The 12-month separation period is non-negotiable — the clock starts from the date of separation and must be complete before the application is even submitted.
| Stage | Typical duration |
|---|---|
| Separation period (mandatory) | 12 months minimum |
| Application processing by the court | 4 to 8 weeks |
| Time between filing and hearing date | 6 to 10 weeks |
| Waiting period after hearing (order becomes final) | 1 month and 1 day |
Once the divorce order is final, there is a 12-month window within which either party can apply to the court for property settlement or spousal maintenance.

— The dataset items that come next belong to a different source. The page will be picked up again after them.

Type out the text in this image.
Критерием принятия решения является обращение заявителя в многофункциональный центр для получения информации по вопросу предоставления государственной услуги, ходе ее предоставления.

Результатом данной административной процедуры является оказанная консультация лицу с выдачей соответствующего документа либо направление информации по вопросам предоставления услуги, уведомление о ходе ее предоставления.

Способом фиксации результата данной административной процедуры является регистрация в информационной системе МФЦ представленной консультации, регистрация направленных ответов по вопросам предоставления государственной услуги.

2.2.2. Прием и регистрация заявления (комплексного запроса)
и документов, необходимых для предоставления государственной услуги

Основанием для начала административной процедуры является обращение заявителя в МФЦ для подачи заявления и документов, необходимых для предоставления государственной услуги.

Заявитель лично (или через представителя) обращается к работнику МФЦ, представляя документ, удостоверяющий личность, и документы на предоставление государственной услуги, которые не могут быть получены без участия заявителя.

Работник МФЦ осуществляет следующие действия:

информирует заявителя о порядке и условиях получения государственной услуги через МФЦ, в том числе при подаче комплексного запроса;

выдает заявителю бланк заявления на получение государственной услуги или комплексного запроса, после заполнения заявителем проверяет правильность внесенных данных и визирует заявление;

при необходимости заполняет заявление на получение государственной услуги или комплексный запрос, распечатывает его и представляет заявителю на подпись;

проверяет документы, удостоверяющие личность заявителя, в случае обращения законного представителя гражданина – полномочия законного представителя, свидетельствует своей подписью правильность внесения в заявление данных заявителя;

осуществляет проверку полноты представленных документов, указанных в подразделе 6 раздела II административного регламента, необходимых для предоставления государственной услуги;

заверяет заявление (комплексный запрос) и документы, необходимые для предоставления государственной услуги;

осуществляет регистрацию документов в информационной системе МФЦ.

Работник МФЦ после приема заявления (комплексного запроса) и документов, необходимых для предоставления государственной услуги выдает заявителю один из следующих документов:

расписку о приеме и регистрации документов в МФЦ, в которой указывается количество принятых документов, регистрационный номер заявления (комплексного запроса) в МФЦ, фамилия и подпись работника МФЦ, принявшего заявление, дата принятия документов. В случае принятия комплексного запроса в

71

Miss that deadline without a court extension and the right to claim is lost — an outcome that no amount of goodwill between the parties can reverse. Monitoring these cut-off dates with the same rigour one applies to shipment lead times makes all the difference.
It is also worth noting that divorce and property settlement are entirely separate legal processes in Australia.
A divorce order says nothing about who keeps the house, the superannuation, or the joint savings. Those matters require a separate application or a binding financial agreement.
What divorce does not resolve — and what to address in parallel

Many applicants assume that obtaining a divorce order wraps up all legal ties to their former spouse.
It does not. Parenting arrangements, child support, and asset division all sit outside the divorce order itself and each follows its own legal track.
Child support is administered by Services Australia, which uses a formula based on both parents’ incomes, the number of children, and the care arrangement.
Parents can also opt for a private agreement, provided both parties consent and the amounts meet minimum thresholds.
For property matters, the court applies a four-step process : identify and value the asset pool, assess each party’s contributions (financial and non-financial), consider future needs, and determine whether the proposed split is just and equitable.
This structured methodology — identifying variables, weighing contributions, projecting outcomes — mirrors the kind of systematic analysis used when evaluating multiple suppliers across different criteria before making a final sourcing decision.
Mediation through a Family Dispute Resolution (FDR) practitioner is mandatory before most parenting applications can be filed. The exception covers cases involving family violence or urgent matters.
Engaging an FDR practitioner early, rather than defaulting straight to litigation, typically shortens resolution time and reduces legal costs significantly — sometimes by tens of thousands of dollars.